HHousen / TransformerSum

Models to perform neural summarization (extractive and abstractive) using machine learning transformers and a tool to convert abstractive summarization datasets to the extractive task.
https://transformersum.rtfd.io
GNU General Public License v3.0
428 stars 58 forks source link

Training on multi-gpus #49

Closed dongjun-Lee closed 3 years ago

dongjun-Lee commented 3 years ago

Hi,

Thank you for your great work. I'm using the training script in the documentation as below:

python main.py \
--model_name_or_path bert-base-uncased \
--model_type bert \
--data_path ./bert-base-uncased \
--max_epochs 3 \
--accumulate_grad_batches 2 \
--warmup_steps 2300 \
--gradient_clip_val 1.0 \
--optimizer_type adamw \
--use_scheduler linear \
--do_train --do_test \
--batch_size 16

It works well when using single gpu. However, when I use multi-gpus (export CUDA_VISIBLE_DEVICES=0,1), below error occurs.
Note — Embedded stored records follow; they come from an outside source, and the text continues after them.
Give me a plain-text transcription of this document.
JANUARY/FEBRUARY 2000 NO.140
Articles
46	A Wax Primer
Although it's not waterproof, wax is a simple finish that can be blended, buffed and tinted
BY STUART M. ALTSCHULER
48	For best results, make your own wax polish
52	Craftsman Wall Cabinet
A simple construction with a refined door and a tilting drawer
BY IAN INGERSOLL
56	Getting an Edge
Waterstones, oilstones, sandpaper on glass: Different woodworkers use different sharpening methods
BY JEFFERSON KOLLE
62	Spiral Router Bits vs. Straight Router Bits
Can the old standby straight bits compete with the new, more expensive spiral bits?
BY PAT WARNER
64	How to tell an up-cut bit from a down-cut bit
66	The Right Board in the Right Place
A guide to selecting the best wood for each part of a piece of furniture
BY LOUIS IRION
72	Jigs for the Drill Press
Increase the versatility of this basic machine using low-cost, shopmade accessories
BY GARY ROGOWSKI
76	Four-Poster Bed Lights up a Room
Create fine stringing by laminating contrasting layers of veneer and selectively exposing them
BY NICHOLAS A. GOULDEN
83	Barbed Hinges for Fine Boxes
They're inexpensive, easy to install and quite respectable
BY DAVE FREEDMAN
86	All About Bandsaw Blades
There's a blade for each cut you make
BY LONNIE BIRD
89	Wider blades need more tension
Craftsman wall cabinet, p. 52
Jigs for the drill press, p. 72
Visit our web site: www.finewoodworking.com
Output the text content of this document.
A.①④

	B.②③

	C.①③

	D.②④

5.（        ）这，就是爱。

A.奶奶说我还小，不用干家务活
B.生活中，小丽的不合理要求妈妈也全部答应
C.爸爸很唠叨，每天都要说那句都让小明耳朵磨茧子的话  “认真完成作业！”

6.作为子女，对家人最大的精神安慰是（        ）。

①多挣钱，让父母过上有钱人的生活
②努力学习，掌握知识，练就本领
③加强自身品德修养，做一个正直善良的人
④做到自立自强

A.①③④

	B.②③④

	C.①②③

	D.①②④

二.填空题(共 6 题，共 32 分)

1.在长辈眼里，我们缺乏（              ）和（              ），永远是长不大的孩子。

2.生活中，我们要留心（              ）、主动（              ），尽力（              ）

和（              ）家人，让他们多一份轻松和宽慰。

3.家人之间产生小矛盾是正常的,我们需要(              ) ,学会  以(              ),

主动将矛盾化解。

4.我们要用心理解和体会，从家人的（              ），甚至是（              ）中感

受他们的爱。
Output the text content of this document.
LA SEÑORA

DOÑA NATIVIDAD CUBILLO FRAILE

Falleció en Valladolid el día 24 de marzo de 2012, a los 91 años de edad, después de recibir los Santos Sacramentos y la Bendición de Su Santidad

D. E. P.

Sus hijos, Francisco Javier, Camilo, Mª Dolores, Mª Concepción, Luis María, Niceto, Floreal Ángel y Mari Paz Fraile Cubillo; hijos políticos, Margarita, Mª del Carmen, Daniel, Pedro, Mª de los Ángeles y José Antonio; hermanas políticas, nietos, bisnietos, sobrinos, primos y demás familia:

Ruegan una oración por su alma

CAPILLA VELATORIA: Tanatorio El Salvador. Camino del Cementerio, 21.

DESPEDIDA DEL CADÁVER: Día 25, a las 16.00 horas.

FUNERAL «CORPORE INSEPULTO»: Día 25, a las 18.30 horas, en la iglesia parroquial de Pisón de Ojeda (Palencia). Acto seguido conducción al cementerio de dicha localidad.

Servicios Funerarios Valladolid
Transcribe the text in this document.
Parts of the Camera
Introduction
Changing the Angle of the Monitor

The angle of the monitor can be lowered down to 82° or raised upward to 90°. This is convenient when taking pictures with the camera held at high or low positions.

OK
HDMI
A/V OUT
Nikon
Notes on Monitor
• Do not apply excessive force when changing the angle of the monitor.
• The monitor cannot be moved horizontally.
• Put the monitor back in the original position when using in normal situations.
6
-- Process 0 terminated with the following error:
Traceback (most recent call last):
  File "/home/bering/anaconda3/envs/torch1.6/lib/python3.6/site-packages/torch/multiprocessing/spawn.py", line 20, in _wrap
    fn(i, *args)
  File "/home/bering/anaconda3/envs/torch1.6/lib/python3.6/site-packages/pytorch_lightning/plugins/training_type/ddp_spawn.py", line 172, in new_process
    results = trainer.run_stage()
  File "/home/bering/anaconda3/envs/torch1.6/lib/python3.6/site-packages/pytorch_lightning/trainer/trainer.py", line 807, in run_stage
    return self.run_train()
  File "/home/bering/anaconda3/envs/torch1.6/lib/python3.6/site-packages/pytorch_lightning/trainer/trainer.py", line 842, in run_train
    self.run_sanity_check(self.lightning_module)
  File "/home/bering/anaconda3/envs/torch1.6/lib/python3.6/site-packages/pytorch_lightning/trainer/trainer.py", line 1107, in run_sanity_check
    self.run_evaluation()
  File "/home/bering/anaconda3/envs/torch1.6/lib/python3.6/site-packages/pytorch_lightning/trainer/trainer.py", line 988, in run_evaluation
    self.evaluation_loop.evaluation_epoch_end(outputs)
  File "/home/bering/anaconda3/envs/torch1.6/lib/python3.6/site-packages/pytorch_lightning/trainer/evaluation_loop.py", line 213, in evaluation_epoch_end
    model.validation_epoch_end(outputs)
  File "/home/bering/git/TransformerSum/src/extractive.py", line 841, in validation_epoch_end
    self.log(name, value, prog_bar=True, sync_dist=True)
  File "/home/bering/anaconda3/envs/torch1.6/lib/python3.6/site-packages/pytorch_lightning/core/lightning.py", line 345, in log
    self.device,
  File "/home/bering/anaconda3/envs/torch1.6/lib/python3.6/site-packages/pytorch_lightning/core/step_result.py", line 116, in log
    value = sync_fn(value, group=sync_dist_group, reduce_op=sync_dist_op)
  File "/home/bering/anaconda3/envs/torch1.6/lib/python3.6/site-packages/pytorch_lightning/plugins/training_type/ddp_spawn.py", line 301, in reduce
    tensor = sync_ddp_if_available(tensor, group, reduce_op=(reduce_op or "mean"))
  File "/home/bering/anaconda3/envs/torch1.6/lib/python3.6/site-packages/pytorch_lightning/utilities/distributed.py", line 137, in sync_ddp_if_available
    return sync_ddp(result, group=group, reduce_op=reduce_op)
  File "/home/bering/anaconda3/envs/torch1.6/lib/python3.6/site-packages/pytorch_lightning/utilities/distributed.py", line 170, in sync_ddp
    torch.distributed.all_reduce(result, op=op, group=group, async_op=False)
  File "/home/bering/anaconda3/envs/torch1.6/lib/python3.6/site-packages/torch/distributed/distributed_c10d.py", line 936, in all_reduce
    work = _default_pg.allreduce([tensor], opts)
RuntimeError: Tensors must be CUDA and dense

Can I use the training script in multi-gpu setting? Thank you.

HHousen commented 3 years ago

The training script supports multiple GPUs through pytorch-lightning (see the documentation here). To use GPUs 0 and 1, you would specify the --gpus argument to be 2 like so: --gpus 2. Let me know if this helps!